It doesn't matter what company you join. The first week as a new IT manager has a predictable shape.

You sit down with your team, open your laptop, and start asking the questions that seem like they should have obvious answers:

  1. "What do we have?" — What devices, what software, what licenses, what infrastructure?
  2. "What does it cost?" — Total spend, renewals coming up, anything overprovisioned?
  3. "What's out of date?" — Unpatched systems, expired licenses, EOL software still running?

Simple questions. Completely reasonable. And almost always — surprisingly hard to answer.


Why can't anyone answer them?

It's not that the data doesn't exist. It's that it lives in five different places, maintained by different people, updated on different schedules, and nobody has a unified view.

The asset list is in a spreadsheet. License info is in email threads and a shared drive. Patch status is in the patching tool. Cost data is split between procurement, finance, and a SaaS management platform that only covers some of the stack.

You end up spending your first two weeks not managing IT, but auditing IT. Piecing together a picture that someone should have already had.


The cost of the answer gap

This isn't just onboarding friction. The same problem bites every time there's an audit, a renewal, a security incident, or a board question about IT spend.

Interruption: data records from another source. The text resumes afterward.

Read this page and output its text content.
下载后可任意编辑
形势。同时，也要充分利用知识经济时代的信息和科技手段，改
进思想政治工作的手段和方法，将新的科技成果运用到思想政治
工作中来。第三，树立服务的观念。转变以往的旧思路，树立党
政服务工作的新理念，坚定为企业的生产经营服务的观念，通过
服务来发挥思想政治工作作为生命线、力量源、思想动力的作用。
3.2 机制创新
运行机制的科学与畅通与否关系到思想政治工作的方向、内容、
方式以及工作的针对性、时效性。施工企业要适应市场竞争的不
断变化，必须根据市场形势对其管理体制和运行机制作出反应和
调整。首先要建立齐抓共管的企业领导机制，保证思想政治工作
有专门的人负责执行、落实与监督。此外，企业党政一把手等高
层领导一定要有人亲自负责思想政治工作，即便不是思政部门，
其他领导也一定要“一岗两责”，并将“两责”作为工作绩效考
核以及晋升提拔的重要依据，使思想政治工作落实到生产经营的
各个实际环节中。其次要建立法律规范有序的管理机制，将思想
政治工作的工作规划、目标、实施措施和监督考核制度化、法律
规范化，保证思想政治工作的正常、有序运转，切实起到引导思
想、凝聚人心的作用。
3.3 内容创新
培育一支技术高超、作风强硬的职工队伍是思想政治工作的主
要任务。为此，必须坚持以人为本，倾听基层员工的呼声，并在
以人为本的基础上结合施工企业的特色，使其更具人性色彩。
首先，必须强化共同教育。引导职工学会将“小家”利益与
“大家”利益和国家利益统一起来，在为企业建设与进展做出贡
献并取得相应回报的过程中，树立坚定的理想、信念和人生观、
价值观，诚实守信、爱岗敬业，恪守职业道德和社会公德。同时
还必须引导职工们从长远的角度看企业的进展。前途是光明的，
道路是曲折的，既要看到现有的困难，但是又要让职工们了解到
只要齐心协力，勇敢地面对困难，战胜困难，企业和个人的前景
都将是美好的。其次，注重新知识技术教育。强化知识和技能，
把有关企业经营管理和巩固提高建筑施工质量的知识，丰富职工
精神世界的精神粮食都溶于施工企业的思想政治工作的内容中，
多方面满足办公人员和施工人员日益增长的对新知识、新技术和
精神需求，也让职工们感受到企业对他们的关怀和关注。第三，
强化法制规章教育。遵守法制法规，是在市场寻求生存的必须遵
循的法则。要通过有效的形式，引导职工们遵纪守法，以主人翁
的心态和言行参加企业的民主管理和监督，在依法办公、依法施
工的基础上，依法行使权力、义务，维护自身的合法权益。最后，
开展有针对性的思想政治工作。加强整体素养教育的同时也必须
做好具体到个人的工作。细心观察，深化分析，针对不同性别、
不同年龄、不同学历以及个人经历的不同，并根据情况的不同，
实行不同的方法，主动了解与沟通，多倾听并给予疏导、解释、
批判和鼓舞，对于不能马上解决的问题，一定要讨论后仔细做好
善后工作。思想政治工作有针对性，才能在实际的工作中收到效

Every time someone needs a clear answer to "what do we have and what's its status," there's an investigation instead of a lookup.


What would actually fix it

A single queryable source of truth. Not another tool to maintain — but something connected to your existing data that can answer these questions in real time.

That's the promise of MCP-connected databases: natural language queries against your live IT data, without the two-week dashboard build.

The three questions should take three seconds. Not three weeks.